16.1 Die Auftraggeberin kann, unbeschadet der Bestimmungen des § 8 VOL/B, vom Vertrag zurücktreten oder mit sofortiger Wirkung kündigen, wenn ein wichtiger Grund vorliegt. Ein solcher liegt insbesondere vor, wenn

  1. der Auftragnehmer seine Pflicht zur Verschwiegenheit oder eine ihm auferlegte Verpflichtung zur Geheimhaltung von Tatsachen, die ihm im Zusammenhang mit dem erteilten Auftrag bekannt geworden sind, verletzt.
  2. Ausschlussgründe im Sinne des § 6 Nr. 5 c), d) und e) VOL/A vorliegen. Ausschlussgrund ist insbesondere die Unzuverlässigkeit von Unternehmen wegen einer nachweislichen schweren Verfehlung (wie z.B. Vorteilsgewährung, § 333 StGB; Bestechung, § 334 StGB) oder der nicht ordnungsgemäßen Erfüllung oder Nichterfüllung der Verpflichtung zur Zahlung von Steuern und Abgaben sowie der Beiträge zur gesetzlichen Sozialversicherung.
  3. Eine Beteiligung an unzulässigen Wettbewerbsbeschränkungen (vgl. § 8 Nr. 2 VOL/B) im Sinne des Gesetzes gegen Wettbewerbsbeschränkungen (GWB), insbesondere eine Vereinbarung mit Dritten über die Abgabe oder Nichtabgabe von Angeboten, über zu fordernde Preise, über die Entrichtung einer Ausfallentschädigung (Gewinnbeteiligung oder sonstige Abgaben) sowie über die Festlegung der Empfehlung von Preisen, vorliegt.

16.2 Im Falle einer Kündigung gilt für die Abwicklung des Vertrages § 8 Nr. 3 VOL/B. Im Falle des Rücktritts erfolgt die Abwicklung nach den gesetzlichen Bestimmungen.

16.3 Die sonstigen gesetzlichen Rechte und Ansprüche der Auftraggeberin bleiben unberührt.

17. Vertragsstrafe

17.1 Liegt ein wichtiger Grund nach Nr. 16 AGB vor, so hat der Auftragnehmer auf Verlangen der Auftraggeberin eine Vertragsstrafe zu zahlen, unabhängig davon, ob die Auftraggeberin von ihrem Recht zur Kündigung oder zum Rücktritt nach Nr. 16 AGB Gebrauch macht.
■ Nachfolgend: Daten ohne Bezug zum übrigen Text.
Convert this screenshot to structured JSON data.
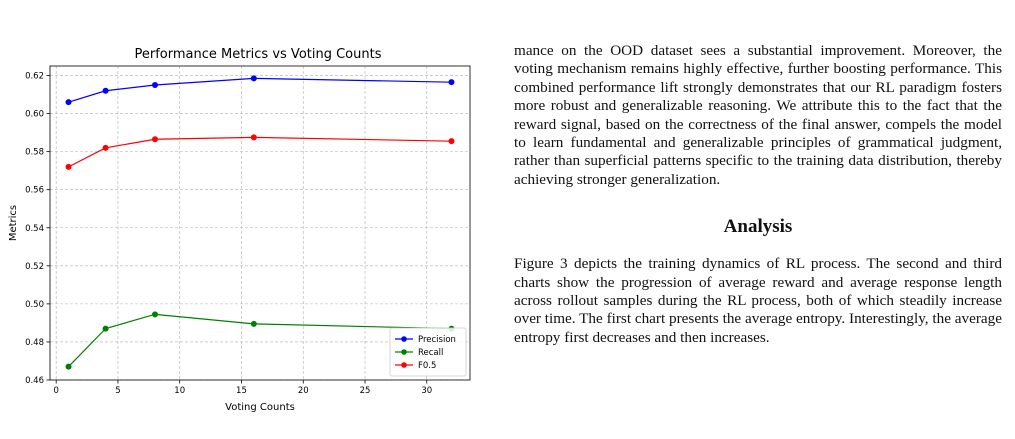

Die Höhe der Vertragsstrafe beträgt das 50-fache des Wertes der versprochenen oder gewährten Geschenke oder Vorteile in Korruptionsfällen bzw. das 50-fache der ersparten Aufwendungen oder des verursachten Schadens, höchstens jedoch 10 von Hundert des gesamten Auftragspreises ausschließlich der gesetzlichen Umsatzsteuer.

17.2 Die Vertragsstrafe kann im Zeitraum ab Zugang der Angebotsaufforderung bis zwei Jahre nach Zugang der Rechnung verwirkt werden.

17.3. Das Einfordern der Strafe lässt etwaige Schadensersatzansprüche unberührt. Eine Verrechnung findet nicht statt. Die §§ 339 – 342 BGB werden nicht angewandt.

18. Schadensersatz bei Beendigung des Vertragsverhältnisses aus wichtigem Grund

Der Auftragnehmer hat der Auftraggeberin alle Schäden zu ersetzen, die unmittelbar oder mittelbar durch den Rücktritt oder die Kündigung nach Nr. 16 AGB vom Vertrage entstehen. Andere Rechte als Ansprüche auf Vergütung von in Anspruch genommenen Lieferungen und Leistungen stehen dem Auftragnehmer aufgrund des Rücktritts oder der Kündigung nicht zu. Im Übrigen gilt § 7 Nr. 3 VOL/B entsprechend.

19. Gerichtsstand

Bei Vorliegen der Voraussetzungen für eine Gerichtsstandsvereinbarung nach § 38 Zivilprozessordnung ist Gerichtsstand Berlin.